This posture occurs by placing one or both hands in front of the midsection and takes its “fig leaf” name from Adam and Eve’s traditionally portrayed posture in the Garden of Eden artwork. The fig leaf posture blocks the midsection from view making it a closed body posture when held by both men and women. Modest men and women who find themselves accidentally disrobed will instinctively clasp their hands over their private areas. Naked women will split their attention from both breasts with one arm and hand, with the other hand over their genitals. Men will exclusively protect their genitals from view with both hands.
In real life however, will rarely find ourselves nude and exposed in public, but our minds are still hardwired to harbour feelings of insecurity from overexposure.

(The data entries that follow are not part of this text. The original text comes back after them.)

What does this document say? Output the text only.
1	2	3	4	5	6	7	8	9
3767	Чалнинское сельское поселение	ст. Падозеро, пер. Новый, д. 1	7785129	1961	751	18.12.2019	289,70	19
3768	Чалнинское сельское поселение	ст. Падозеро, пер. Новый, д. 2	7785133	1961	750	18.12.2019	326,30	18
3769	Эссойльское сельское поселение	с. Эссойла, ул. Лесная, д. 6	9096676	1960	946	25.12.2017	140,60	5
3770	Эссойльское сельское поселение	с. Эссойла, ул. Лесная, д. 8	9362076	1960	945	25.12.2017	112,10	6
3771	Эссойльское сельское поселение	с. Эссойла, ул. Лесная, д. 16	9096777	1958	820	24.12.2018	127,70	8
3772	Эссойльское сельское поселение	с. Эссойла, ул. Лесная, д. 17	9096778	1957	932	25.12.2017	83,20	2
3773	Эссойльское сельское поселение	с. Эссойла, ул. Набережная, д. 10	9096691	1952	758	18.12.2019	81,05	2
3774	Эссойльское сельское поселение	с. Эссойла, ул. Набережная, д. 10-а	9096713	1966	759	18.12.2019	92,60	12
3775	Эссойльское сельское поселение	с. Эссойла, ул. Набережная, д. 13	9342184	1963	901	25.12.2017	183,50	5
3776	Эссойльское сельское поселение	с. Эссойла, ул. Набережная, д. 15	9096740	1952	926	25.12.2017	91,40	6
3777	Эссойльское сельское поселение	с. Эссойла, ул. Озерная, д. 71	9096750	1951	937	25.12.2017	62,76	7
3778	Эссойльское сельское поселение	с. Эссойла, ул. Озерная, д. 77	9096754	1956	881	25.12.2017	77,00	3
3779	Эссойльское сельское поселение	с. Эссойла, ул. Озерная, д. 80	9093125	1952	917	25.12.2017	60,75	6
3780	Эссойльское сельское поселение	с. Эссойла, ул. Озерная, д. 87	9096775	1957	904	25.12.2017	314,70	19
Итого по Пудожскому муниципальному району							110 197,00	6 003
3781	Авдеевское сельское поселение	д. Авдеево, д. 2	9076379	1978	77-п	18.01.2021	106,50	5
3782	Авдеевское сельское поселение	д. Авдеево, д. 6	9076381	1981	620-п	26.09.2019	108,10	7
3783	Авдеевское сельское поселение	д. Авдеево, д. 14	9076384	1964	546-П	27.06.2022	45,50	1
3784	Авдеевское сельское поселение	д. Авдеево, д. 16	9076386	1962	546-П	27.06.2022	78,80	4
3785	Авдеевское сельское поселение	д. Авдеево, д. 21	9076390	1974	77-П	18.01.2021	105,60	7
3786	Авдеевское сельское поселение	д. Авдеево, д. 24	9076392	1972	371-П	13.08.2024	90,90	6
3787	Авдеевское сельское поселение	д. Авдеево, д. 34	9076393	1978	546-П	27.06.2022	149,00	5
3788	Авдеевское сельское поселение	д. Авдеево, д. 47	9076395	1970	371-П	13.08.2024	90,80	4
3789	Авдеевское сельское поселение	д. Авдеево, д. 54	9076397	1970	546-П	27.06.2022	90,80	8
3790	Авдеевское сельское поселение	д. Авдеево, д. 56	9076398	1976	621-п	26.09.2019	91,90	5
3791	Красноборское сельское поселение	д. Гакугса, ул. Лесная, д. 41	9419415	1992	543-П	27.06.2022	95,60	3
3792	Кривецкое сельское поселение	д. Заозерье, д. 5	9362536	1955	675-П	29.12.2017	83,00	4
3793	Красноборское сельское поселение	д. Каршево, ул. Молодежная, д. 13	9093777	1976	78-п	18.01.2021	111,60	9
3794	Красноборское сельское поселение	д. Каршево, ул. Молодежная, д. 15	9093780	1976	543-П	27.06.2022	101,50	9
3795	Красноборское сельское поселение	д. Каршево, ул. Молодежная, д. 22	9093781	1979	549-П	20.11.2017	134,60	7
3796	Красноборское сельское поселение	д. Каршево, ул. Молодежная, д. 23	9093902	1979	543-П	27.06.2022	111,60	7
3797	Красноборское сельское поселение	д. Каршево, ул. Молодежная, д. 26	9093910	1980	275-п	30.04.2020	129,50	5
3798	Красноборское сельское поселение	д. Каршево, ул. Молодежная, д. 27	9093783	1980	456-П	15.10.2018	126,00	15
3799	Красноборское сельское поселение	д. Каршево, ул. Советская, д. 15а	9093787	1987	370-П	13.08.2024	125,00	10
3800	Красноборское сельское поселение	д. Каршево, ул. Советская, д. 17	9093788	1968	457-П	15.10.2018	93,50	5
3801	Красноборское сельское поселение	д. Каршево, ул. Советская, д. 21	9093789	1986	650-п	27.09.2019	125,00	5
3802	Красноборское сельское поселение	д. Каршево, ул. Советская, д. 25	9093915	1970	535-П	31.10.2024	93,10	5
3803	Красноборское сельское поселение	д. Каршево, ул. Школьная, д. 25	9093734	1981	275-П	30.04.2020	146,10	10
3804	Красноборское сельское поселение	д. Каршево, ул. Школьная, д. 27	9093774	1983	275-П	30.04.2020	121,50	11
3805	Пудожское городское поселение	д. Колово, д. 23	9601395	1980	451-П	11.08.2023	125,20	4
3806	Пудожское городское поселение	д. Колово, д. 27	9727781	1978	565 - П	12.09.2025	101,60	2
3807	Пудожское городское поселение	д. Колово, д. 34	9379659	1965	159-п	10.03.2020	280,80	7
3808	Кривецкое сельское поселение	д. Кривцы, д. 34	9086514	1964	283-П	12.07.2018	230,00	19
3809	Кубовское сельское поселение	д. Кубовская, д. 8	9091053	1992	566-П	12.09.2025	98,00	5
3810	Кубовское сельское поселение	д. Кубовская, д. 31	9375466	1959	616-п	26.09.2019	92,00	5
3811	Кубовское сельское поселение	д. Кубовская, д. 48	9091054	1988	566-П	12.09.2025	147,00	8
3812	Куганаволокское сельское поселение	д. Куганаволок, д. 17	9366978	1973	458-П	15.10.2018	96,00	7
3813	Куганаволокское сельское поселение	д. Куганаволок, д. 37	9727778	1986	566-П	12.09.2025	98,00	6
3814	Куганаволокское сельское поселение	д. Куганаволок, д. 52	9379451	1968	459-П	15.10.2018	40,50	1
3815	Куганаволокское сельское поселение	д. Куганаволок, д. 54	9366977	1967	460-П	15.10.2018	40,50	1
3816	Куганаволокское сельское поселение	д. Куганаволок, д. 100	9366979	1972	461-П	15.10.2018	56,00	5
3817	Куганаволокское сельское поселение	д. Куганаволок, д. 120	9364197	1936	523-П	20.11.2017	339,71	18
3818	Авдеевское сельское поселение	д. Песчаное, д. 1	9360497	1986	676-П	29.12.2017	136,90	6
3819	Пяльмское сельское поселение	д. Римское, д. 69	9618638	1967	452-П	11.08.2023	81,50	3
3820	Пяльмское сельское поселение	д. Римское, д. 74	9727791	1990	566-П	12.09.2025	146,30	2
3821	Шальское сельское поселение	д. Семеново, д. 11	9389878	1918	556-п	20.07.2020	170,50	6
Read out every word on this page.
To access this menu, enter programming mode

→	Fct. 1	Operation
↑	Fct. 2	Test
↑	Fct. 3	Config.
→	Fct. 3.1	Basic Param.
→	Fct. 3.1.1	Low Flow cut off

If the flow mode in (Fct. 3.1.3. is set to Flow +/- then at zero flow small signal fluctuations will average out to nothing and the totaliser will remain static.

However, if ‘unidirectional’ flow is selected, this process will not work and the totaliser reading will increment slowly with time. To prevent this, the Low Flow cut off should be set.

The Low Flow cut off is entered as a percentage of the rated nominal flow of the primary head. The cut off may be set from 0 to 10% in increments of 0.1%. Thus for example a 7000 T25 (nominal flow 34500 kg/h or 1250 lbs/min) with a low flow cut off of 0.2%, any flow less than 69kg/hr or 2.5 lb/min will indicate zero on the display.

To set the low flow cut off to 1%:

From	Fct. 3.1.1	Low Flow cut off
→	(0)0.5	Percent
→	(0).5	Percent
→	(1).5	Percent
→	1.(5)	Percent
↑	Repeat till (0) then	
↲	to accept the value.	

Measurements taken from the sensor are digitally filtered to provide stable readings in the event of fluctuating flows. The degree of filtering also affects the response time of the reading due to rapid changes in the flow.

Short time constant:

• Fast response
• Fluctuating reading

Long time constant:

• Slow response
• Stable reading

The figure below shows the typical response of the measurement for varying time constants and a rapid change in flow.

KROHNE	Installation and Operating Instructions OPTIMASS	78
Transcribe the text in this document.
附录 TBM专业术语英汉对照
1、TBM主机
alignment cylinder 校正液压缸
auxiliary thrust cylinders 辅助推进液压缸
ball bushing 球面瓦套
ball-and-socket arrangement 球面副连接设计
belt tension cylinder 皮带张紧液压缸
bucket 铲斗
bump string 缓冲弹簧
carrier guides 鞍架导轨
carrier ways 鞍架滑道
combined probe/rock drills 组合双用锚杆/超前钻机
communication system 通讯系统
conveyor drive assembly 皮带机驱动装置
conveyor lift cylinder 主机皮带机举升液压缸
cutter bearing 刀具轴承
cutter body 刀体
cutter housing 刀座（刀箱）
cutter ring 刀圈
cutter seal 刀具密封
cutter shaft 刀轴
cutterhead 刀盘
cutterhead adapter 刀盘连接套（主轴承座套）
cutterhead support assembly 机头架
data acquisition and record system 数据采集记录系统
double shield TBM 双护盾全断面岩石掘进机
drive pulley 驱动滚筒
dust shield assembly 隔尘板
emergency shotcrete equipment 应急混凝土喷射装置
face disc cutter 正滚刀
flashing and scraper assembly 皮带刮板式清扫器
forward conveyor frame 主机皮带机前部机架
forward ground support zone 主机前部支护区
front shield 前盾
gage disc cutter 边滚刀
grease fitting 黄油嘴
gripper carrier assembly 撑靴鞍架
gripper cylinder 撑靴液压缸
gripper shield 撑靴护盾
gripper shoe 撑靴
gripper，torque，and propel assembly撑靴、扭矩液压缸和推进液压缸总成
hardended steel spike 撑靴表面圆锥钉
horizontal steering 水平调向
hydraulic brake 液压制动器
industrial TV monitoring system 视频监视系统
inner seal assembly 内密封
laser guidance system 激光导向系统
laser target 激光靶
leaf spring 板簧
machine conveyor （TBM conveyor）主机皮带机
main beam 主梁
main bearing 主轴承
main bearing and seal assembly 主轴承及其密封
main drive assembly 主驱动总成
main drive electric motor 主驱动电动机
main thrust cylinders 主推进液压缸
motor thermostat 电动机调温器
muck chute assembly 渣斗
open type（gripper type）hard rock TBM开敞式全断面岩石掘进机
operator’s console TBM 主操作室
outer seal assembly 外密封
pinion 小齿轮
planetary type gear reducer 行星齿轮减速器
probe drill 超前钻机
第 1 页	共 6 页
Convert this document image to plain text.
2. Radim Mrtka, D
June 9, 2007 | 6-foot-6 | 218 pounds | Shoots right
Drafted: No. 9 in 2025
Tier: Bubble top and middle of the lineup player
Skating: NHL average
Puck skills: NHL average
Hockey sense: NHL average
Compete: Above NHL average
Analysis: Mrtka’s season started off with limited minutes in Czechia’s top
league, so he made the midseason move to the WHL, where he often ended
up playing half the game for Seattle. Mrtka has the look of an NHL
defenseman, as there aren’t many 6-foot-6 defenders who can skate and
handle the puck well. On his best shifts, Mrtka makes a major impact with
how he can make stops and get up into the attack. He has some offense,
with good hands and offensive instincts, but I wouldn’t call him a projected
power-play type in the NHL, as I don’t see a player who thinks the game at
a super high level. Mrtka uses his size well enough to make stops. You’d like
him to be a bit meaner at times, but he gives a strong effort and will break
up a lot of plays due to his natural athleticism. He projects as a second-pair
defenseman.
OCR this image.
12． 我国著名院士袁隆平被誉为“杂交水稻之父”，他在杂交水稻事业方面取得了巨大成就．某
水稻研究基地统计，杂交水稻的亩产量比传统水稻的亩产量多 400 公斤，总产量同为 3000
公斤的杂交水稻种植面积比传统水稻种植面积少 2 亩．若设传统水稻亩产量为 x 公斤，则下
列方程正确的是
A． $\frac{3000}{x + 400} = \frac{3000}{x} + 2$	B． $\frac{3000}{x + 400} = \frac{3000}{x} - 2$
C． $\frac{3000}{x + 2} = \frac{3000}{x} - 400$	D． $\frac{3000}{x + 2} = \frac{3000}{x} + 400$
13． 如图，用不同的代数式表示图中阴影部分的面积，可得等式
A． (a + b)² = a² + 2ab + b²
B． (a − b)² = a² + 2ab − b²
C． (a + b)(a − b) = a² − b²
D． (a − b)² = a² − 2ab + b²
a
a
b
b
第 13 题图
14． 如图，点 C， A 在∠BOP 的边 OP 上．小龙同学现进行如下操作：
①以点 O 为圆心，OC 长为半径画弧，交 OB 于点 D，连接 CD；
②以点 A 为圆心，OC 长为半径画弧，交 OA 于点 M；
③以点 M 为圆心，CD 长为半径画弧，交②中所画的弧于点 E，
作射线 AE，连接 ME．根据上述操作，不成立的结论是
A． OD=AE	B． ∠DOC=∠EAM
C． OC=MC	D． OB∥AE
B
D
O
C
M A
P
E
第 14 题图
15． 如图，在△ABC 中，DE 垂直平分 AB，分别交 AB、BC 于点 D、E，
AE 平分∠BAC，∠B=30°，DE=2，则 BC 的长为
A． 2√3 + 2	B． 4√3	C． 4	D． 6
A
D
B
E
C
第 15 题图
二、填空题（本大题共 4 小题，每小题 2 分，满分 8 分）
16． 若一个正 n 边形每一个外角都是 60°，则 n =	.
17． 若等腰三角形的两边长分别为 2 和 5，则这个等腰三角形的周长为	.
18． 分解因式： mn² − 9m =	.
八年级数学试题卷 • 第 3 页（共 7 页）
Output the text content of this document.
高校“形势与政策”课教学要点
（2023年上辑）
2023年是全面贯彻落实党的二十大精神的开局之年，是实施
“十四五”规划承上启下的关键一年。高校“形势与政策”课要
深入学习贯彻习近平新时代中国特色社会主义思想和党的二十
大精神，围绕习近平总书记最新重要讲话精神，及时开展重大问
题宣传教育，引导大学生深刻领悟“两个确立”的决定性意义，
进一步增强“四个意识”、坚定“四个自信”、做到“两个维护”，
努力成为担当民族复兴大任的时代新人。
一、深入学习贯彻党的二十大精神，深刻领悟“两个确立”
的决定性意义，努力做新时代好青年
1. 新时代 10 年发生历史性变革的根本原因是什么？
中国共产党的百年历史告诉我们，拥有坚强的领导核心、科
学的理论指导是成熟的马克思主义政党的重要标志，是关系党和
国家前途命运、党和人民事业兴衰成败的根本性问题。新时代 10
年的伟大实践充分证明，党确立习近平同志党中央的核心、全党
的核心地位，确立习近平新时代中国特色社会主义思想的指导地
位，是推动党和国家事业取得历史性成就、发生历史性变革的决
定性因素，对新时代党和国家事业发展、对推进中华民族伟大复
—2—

In day to day situations women won’t be found covering their breasts by clasping them and men won’t grab their genitals, but they will clasp both hands together either tightly by interlocking their fingers, or loosely with hand in hand and then casually placing them over their mid-section.
Standing is the most obvious and common way that the fig leaf position shows itself, but it can also find its way in a seated position as the hands are rested on the lap. Women can and do block their chests from view, as well, but not in an offensive or obvious way. Rather, women cross their arms in front of their chests as a barrier or block their breasts from view when threatened with whatever objects they have handy, a textbook, a jacket or scarf, even bar tops. These postures, of course, show insecurity and occur when we find ourselves in novel environments or around people we aren’t familiar with. We will often see this from less confident speakers who find themselves exposed to large audiences or when a presenter requires a participant (victim) to demonstrate a concept.